After looking forward to the investiture of Prince Charles as Prince of Wales later in 1969 he ponders the future of the Welsh:

Whichever way they choose, we may be sure that the Welsh will never again relapse into the obscurity of a conquered people. As the allures of power, splendour and size seem to weaken in the world, so the idiosyncrasies of the Welsh, their gifts of lyrical ellipsis and side step, melody and gentle flourish, will find them ever more readily that perennial object of Welsh ambition – a large, attentive, and sympathetic audience.

The novelist and critic Anthony Burgess writes in ‘Our Bedfellow: The Marquis de Sade’: ‘…he knew what we have taken a long time to learn – that sex is not just something that happens in a bedroom’. He notes that the ‘Moors Murderers’ had a copy of Sade’s Justine but says that Sade shouldn’t be banned, because he is ‘one of the prophets of our age’:

He really had only one theme – his own predilections and their justification through a rational philosophy…Though [Dialogue between a Priest and a Dying Man] mentions God a good deal, God was a concept Sade wholly rejected (he was a good eighteenth-century rationalist in this). There is no God, but there is a goddess, and this is Nature. We are wholly subject to her, being part of her, and we must fulfill in our own actions her most terrible and monstrous impulses. Nature is creative – lavishly and carelessly so, but she is also destructive, reveling in earthquakes, in storms, floods, volcanic eruptions. But this destructive urge is in the service of creating new forms of life. A huge melting pot is always on the boil, and her old creations are thrown into it, to re-emerge transmogrified. The devices of cruelty that man develops are quite impersonal, or rather prepersonal, energy. Personal guilt is irrelevant, since the first law of life is to accept the world as it is.

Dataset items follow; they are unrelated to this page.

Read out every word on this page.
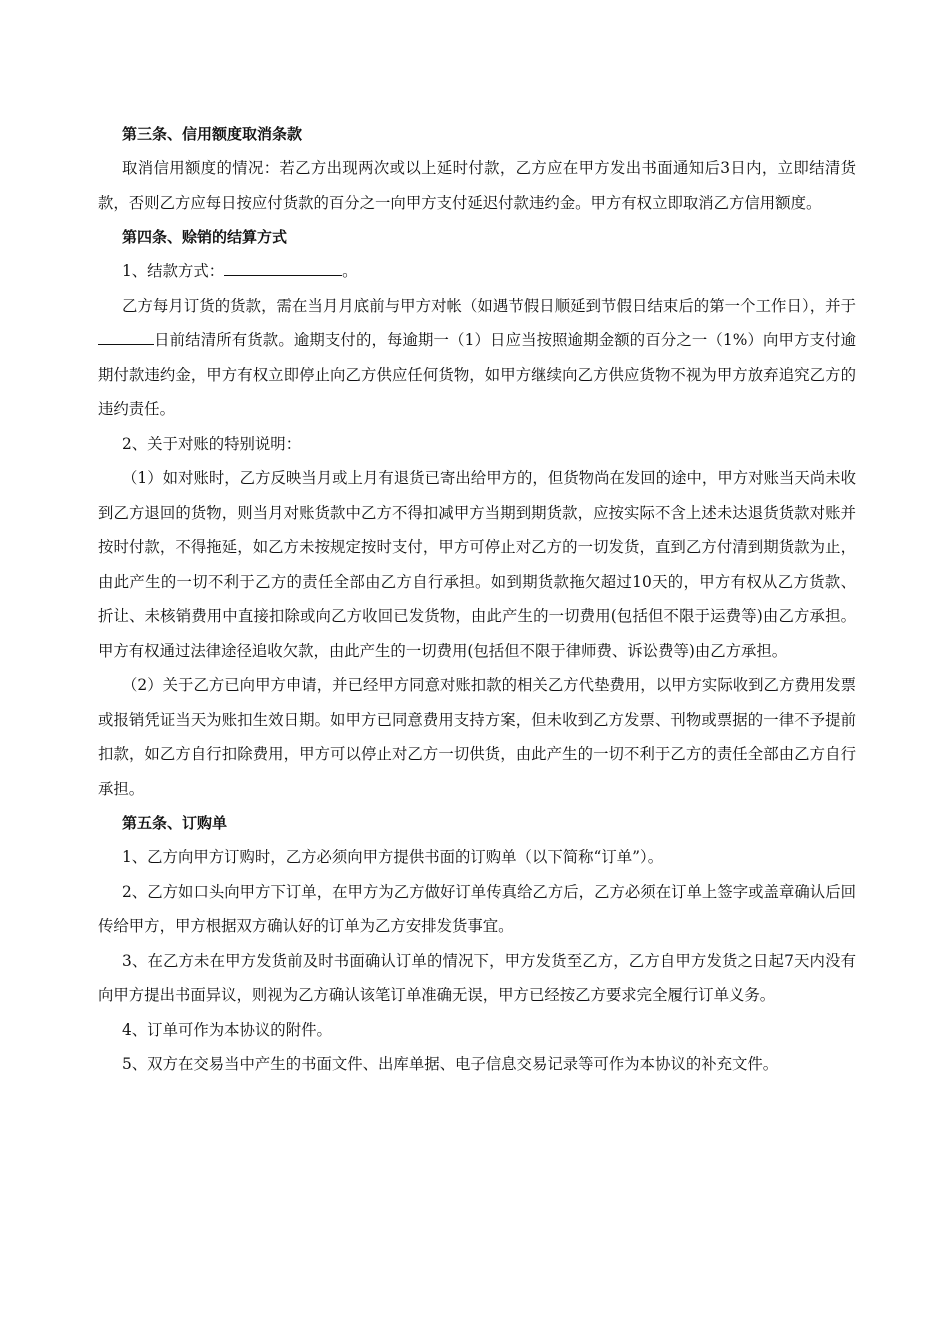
第三条、信用额度取消条款

取消信用额度的情况：若乙方出现两次或以上延时付款，乙方应在甲方发出书面通知后3日内，立即结清货款，否则乙方应每日按应付货款的百分之一向甲方支付延迟付款违约金。甲方有权立即取消乙方信用额度。

第四条、赊销的结算方式

1、结款方式：	。

乙方每月订货的货款，需在当月月底前与甲方对帐（如遇节假日顺延到节假日结束后的第一个工作日），并于日前结清所有货款。逾期支付的，每逾期一（1）日应当按照逾期金额的百分之一（1%）向甲方支付逾期付款违约金，甲方有权立即停止向乙方供应任何货物，如甲方继续向乙方供应货物不视为甲方放弃追究乙方的违约责任。

2、关于对账的特别说明：

（1）如对账时，乙方反映当月或上月有退货已寄出给甲方的，但货物尚在发回的途中，甲方对账当天尚未收到乙方退回的货物，则当月对账货款中乙方不得扣减甲方当期到期货款，应按实际不含上述未达退货货款对账并按时付款，不得拖延，如乙方未按规定按时支付，甲方可停止对乙方的一切发货，直到乙方付清到期货款为止，由此产生的一切不利于乙方的责任全部由乙方自行承担。如到期货款拖欠超过10天的，甲方有权从乙方货款、折让、未核销费用中直接扣除或向乙方收回已发货物，由此产生的一切费用(包括但不限于运费等)由乙方承担。甲方有权通过法律途径追收欠款，由此产生的一切费用(包括但不限于律师费、诉讼费等)由乙方承担。

（2）关于乙方已向甲方申请，并已经甲方同意对账扣款的相关乙方代垫费用，以甲方实际收到乙方费用发票或报销凭证当天为账扣生效日期。如甲方已同意费用支持方案，但未收到乙方发票、刊物或票据的一律不予提前扣款，如乙方自行扣除费用，甲方可以停止对乙方一切供货，由此产生的一切不利于乙方的责任全部由乙方自行承担。

第五条、订购单

1、乙方向甲方订购时，乙方必须向甲方提供书面的订购单（以下简称“订单”）。

2、乙方如口头向甲方下订单，在甲方为乙方做好订单传真给乙方后，乙方必须在订单上签字或盖章确认后回传给甲方，甲方根据双方确认好的订单为乙方安排发货事宜。

3、在乙方未在甲方发货前及时书面确认订单的情况下，甲方发货至乙方，乙方自甲方发货之日起7天内没有向甲方提出书面异议，则视为乙方确认该笔订单准确无误，甲方已经按乙方要求完全履行订单义务。

4、订单可作为本协议的附件。

5、双方在交易当中产生的书面文件、出库单据、电子信息交易记录等可作为本协议的补充文件。
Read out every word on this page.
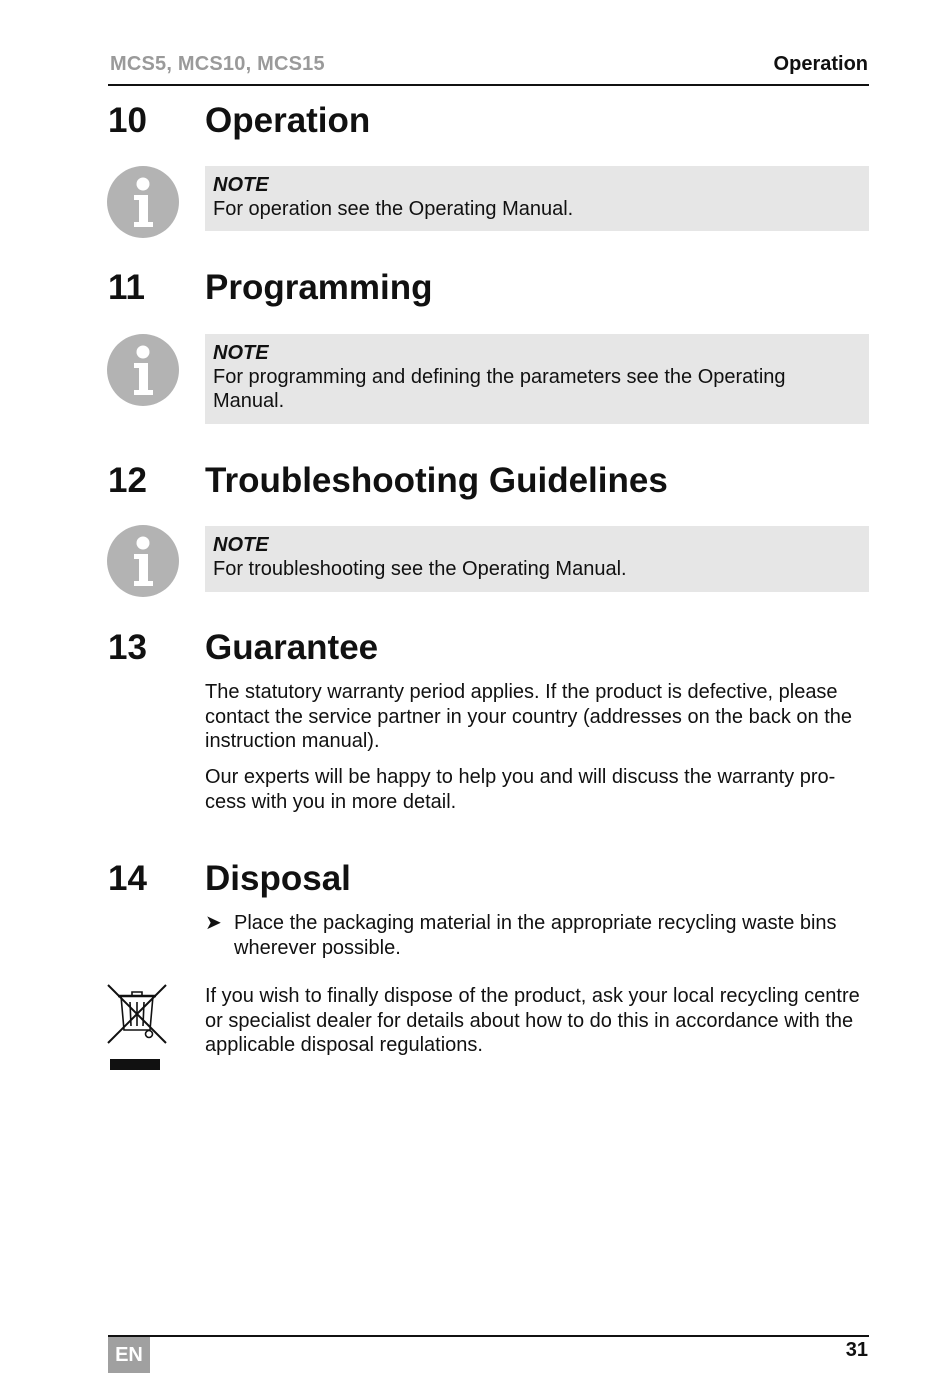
MCS5, MCS10, MCS15	Operation
10 Operation
NOTE
For operation see the Operating Manual.
11 Programming
NOTE
For programming and defining the parameters see the Operating Manual.
12 Troubleshooting Guidelines
NOTE
For troubleshooting see the Operating Manual.
13 Guarantee

The statutory warranty period applies. If the product is defective, please contact the service partner in your country (addresses on the back on the instruction manual).

Our experts will be happy to help you and will discuss the warranty pro-cess with you in more detail.

14 Disposal
➤ Place the packaging material in the appropriate recycling waste bins wherever possible.

If you wish to finally dispose of the product, ask your local recycling centre or specialist dealer for details about how to do this in accordance with the applicable disposal regulations.

EN	31
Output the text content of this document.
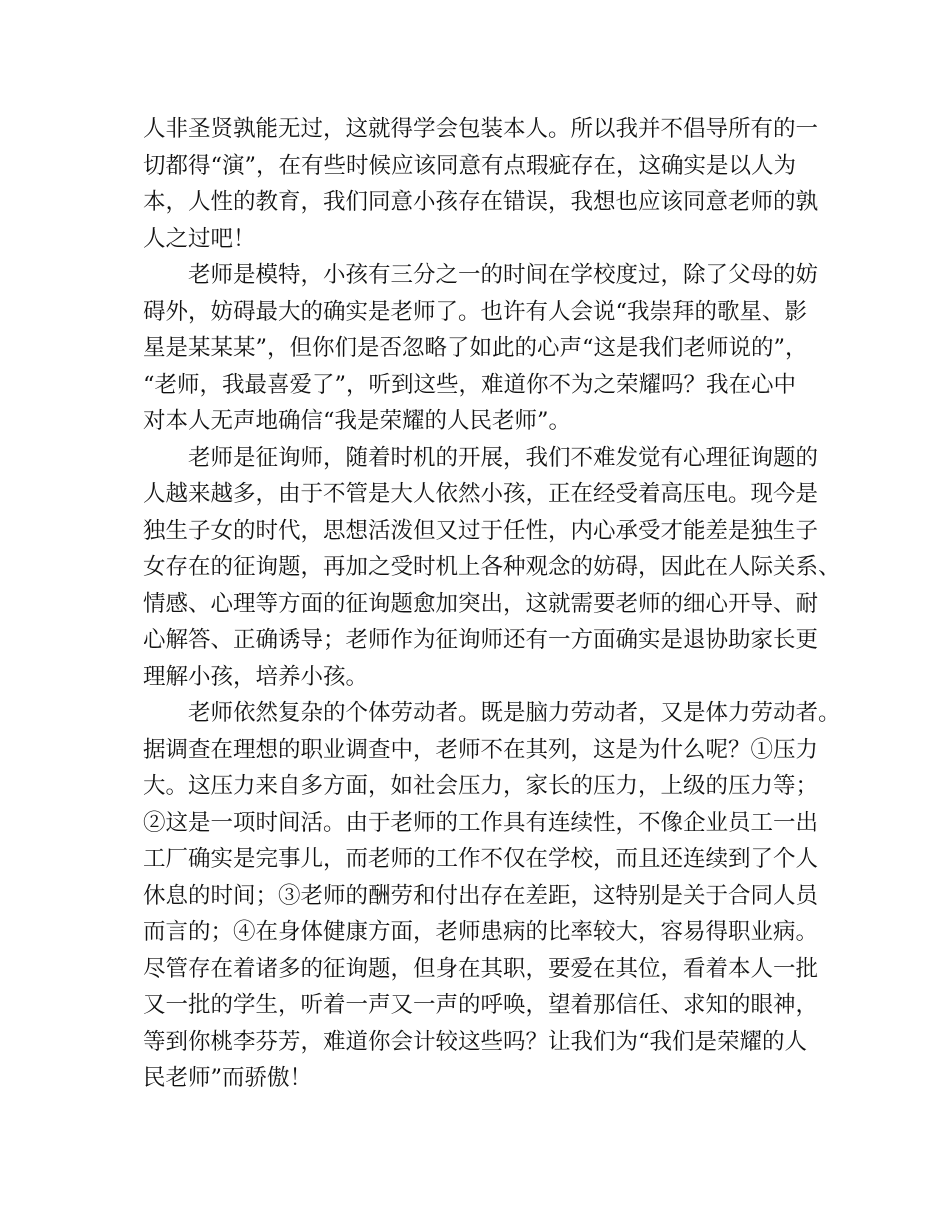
人非圣贤孰能无过，这就得学会包装本人。所以我并不倡导所有的一
切都得“演”，在有些时候应该同意有点瑕疵存在，这确实是以人为
本，人性的教育，我们同意小孩存在错误，我想也应该同意老师的孰
人之过吧！
老师是模特，小孩有三分之一的时间在学校度过，除了父母的妨
碍外，妨碍最大的确实是老师了。也许有人会说“我崇拜的歌星、影
星是某某某”，但你们是否忽略了如此的心声“这是我们老师说的”，
“老师，我最喜爱了”，听到这些，难道你不为之荣耀吗？我在心中
对本人无声地确信“我是荣耀的人民老师”。
老师是征询师，随着时机的开展，我们不难发觉有心理征询题的
人越来越多，由于不管是大人依然小孩，正在经受着高压电。现今是
独生子女的时代，思想活泼但又过于任性，内心承受才能差是独生子
女存在的征询题，再加之受时机上各种观念的妨碍，因此在人际关系、
情感、心理等方面的征询题愈加突出，这就需要老师的细心开导、耐
心解答、正确诱导；老师作为征询师还有一方面确实是退协助家长更
理解小孩，培养小孩。
老师依然复杂的个体劳动者。既是脑力劳动者，又是体力劳动者。
据调查在理想的职业调查中，老师不在其列，这是为什么呢？①压力
大。这压力来自多方面，如社会压力，家长的压力，上级的压力等；
②这是一项时间活。由于老师的工作具有连续性，不像企业员工一出
工厂确实是完事儿，而老师的工作不仅在学校，而且还连续到了个人
休息的时间；③老师的酬劳和付出存在差距，这特别是关于合同人员
而言的；④在身体健康方面，老师患病的比率较大，容易得职业病。
尽管存在着诸多的征询题，但身在其职，要爱在其位，看着本人一批
又一批的学生，听着一声又一声的呼唤，望着那信任、求知的眼神，
等到你桃李芬芳，难道你会计较这些吗？让我们为“我们是荣耀的人
民老师”而骄傲！
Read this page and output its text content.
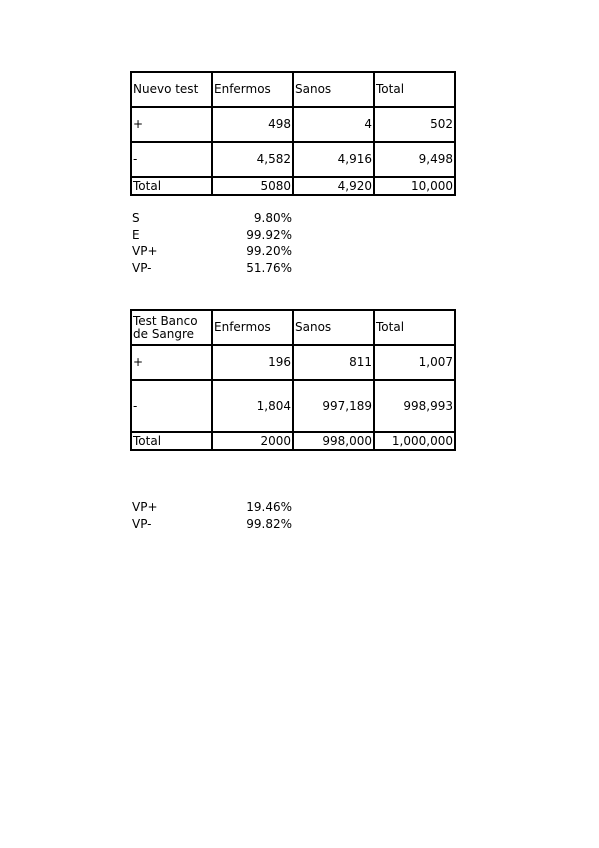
Nuevo test	Enfermos	Sanos	Total
+	498	4	502
-	4,582	4,916	9,498
Total	5080	4,920	10,000
S	9.80%
E	99.92%
VP+	99.20%
VP-	51.76%
Test Banco de Sangre	Enfermos	Sanos	Total
+	196	811	1,007
-	1,804	997,189	998,993
Total	2000	998,000	1,000,000
VP+	19.46%
VP-	99.82%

…The Sade image of man is, unfortunately, far more realistic than that of either Rousseau or the Church. In the depraved France of the prerevolutionary era, in the ghastly actions of the Terror, Sade could see ample evidence that man’s appetites for pleasure were most satisfyingly fulfilled through the exercise of power and cruelty. His own private orgies, the extravagant fantasies of his books – what were these but reduced reflections of the conduct of the great world outside the château?